Die Marke Hitradio vereint in Tschechien mehrere Regionalsender, die auf die Zielgruppe der 25- bis 45-Jährigen abzielen. 2005 gegründet, gehört Hitradio zum Unternehmen Media Marketing Services und ist eines der meistgehörtesten Privatradios hierzulande. Neben den zehn Stationen, darunter etwa City Brno, Contact oder North Music, gehört seit März 2022 auch Radio Ukrajina zum Portfolio.
Als Abenteuer bezeichnet Hitradio-Programmdirektor Michal Merenda die Entstehung des neuen Senders. Auf den Radiodays Europe in Prag erzählte er von drei hektischen Wochen, kurz nach dem Angriff Russlands auf die Ukraine, in denen die Station ins Leben gerufen wurde. Zehntausende Flüchtlinge kamen damals täglich nach Tschechien. Obwohl er selbst kein Wort Ukrainisch sprach, habe er ihnen einen Anknüpfungspunkt bieten wollen, sagt Merenda:
„Meine erste Story darüber lautet: Dringlichkeit und eine Mission machen alles möglich – vor allem beim Radio. Viele Rundfunkstationen haben sich wahrscheinlich die gleiche Frage gestellt: Wie können wir den Geflüchteten helfen, und was brauchen sie? Meiner Auffassung nach sind dies Informationen, ein Gemeinschaftsgefühl und jemand, der immer für sie da ist – 24 Stunden an sieben Tagen die Woche.“
Nur wenige Tage nach der Invasion Russlands habe die Hitradio-Leitung den Plan geäußert, einen Radiosender auf Ukrainisch zu starten.
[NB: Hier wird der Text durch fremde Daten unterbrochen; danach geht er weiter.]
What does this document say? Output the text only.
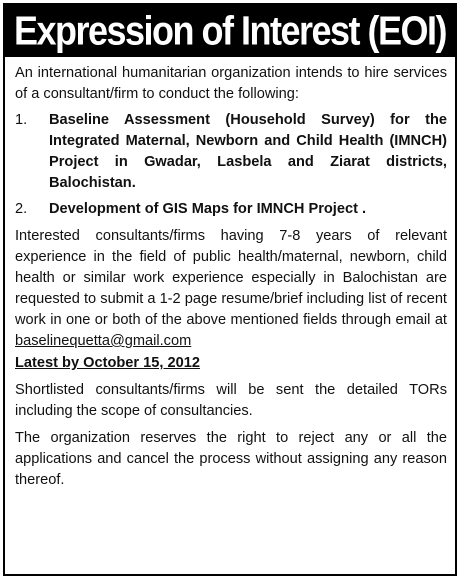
Expression of Interest (EOI)

An international humanitarian organization intends to hire services of a consultant/firm to conduct the following:

1.	Baseline Assessment (Household Survey) for the Integrated Maternal, Newborn and Child Health (IMNCH) Project in Gwadar, Lasbela and Ziarat districts, Balochistan.
2.	Development of GIS Maps for IMNCH Project .

Interested consultants/firms having 7-8 years of relevant experience in the field of public health/maternal, newborn, child health or similar work experience especially in Balochistan are requested to submit a 1-2 page resume/brief including list of recent work in one or both of the above mentioned fields through email at baselinequetta@gmail.com

Latest by October 15, 2012

Shortlisted consultants/firms will be sent the detailed TORs including the scope of consultancies.

The organization reserves the right to reject any or all the applications and cancel the process without assigning any reason thereof.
Er habe die Idee gut gefunden, betont Merenda…
„Auf meine Frage, wann er auf Sendung gehen solle, sagte mein Chef: In drei Wochen. Nun bin ich ein ziemlich fauler Mensch. Ich brauche schon drei Wochen dafür, ein einfaches Musikelement für einen Werbejingle auszuwählen. Und jetzt sollte ich in dieser Zeit einen kompletten Radiosender aufziehen. Aber in diesem Moment wussten wir alle, dass dies sehr wichtig ist.“
Merenda begann sogleich, ukrainischsprachige Mitarbeiter zu suchen, Lizenzangelegenheiten zu regeln und ein Programmschema zu entwickeln. Er blickt zurück:
„Dies waren Tage voller Beratungen mit wichtigen Leuten, etwa von der ukrainischen Botschaft, der tschechischen Regierung oder Flüchtlingsorganisationen. Aber auch mit Pfarrern, Experten in Arbeits- und Unterkunftsfragen oder aber Autoren von Märchengeschichten. Letztlich haben wir es geschafft.“
Am 26. März 2022 ging Radio Ukrajina dann auf Sendung.
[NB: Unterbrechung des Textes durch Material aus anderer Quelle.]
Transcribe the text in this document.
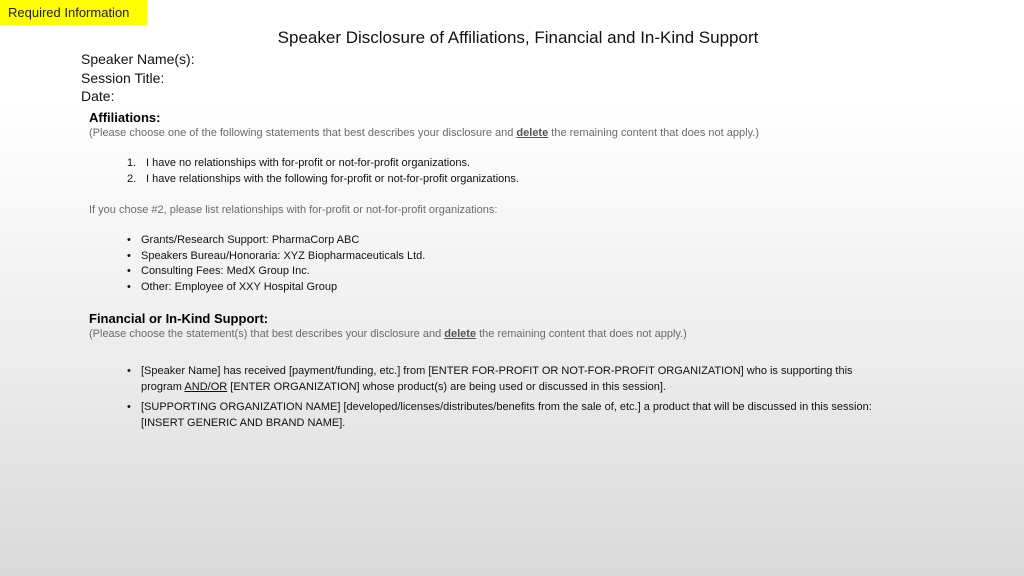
Required Information
Speaker Disclosure of Affiliations, Financial and In-Kind Support
Speaker Name(s):
Session Title:
Date:
Affiliations:
(Please choose one of the following statements that best describes your disclosure and delete the remaining content that does not apply.)
1. I have no relationships with for-profit or not-for-profit organizations.
2. I have relationships with the following for-profit or not-for-profit organizations.
If you chose #2, please list relationships with for-profit or not-for-profit organizations:
• Grants/Research Support: PharmaCorp ABC
• Speakers Bureau/Honoraria: XYZ Biopharmaceuticals Ltd.
• Consulting Fees: MedX Group Inc.
• Other: Employee of XXY Hospital Group
Financial or In-Kind Support:
(Please choose the statement(s) that best describes your disclosure and delete the remaining content that does not apply.)
• [Speaker Name] has received [payment/funding, etc.] from [ENTER FOR-PROFIT OR NOT-FOR-PROFIT ORGANIZATION] who is supporting this program AND/OR [ENTER ORGANIZATION] whose product(s) are being used or discussed in this session].
• [SUPPORTING ORGANIZATION NAME] [developed/licenses/distributes/benefits from the sale of, etc.] a product that will be discussed in this session: [INSERT GENERIC AND BRAND NAME].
Alle erdenklichen Fehler gemacht
Wenn man Rundfunk für eine spezifische Zielgruppe macht, dann müsse man auch deren Sprache sprechen, so ein Erfahrungswert von Michal Merenda. Da dies im Falle von Radio Ukrajina nicht gegeben war, habe er „menschliche Wörterbücher“ hinzuziehen müssen…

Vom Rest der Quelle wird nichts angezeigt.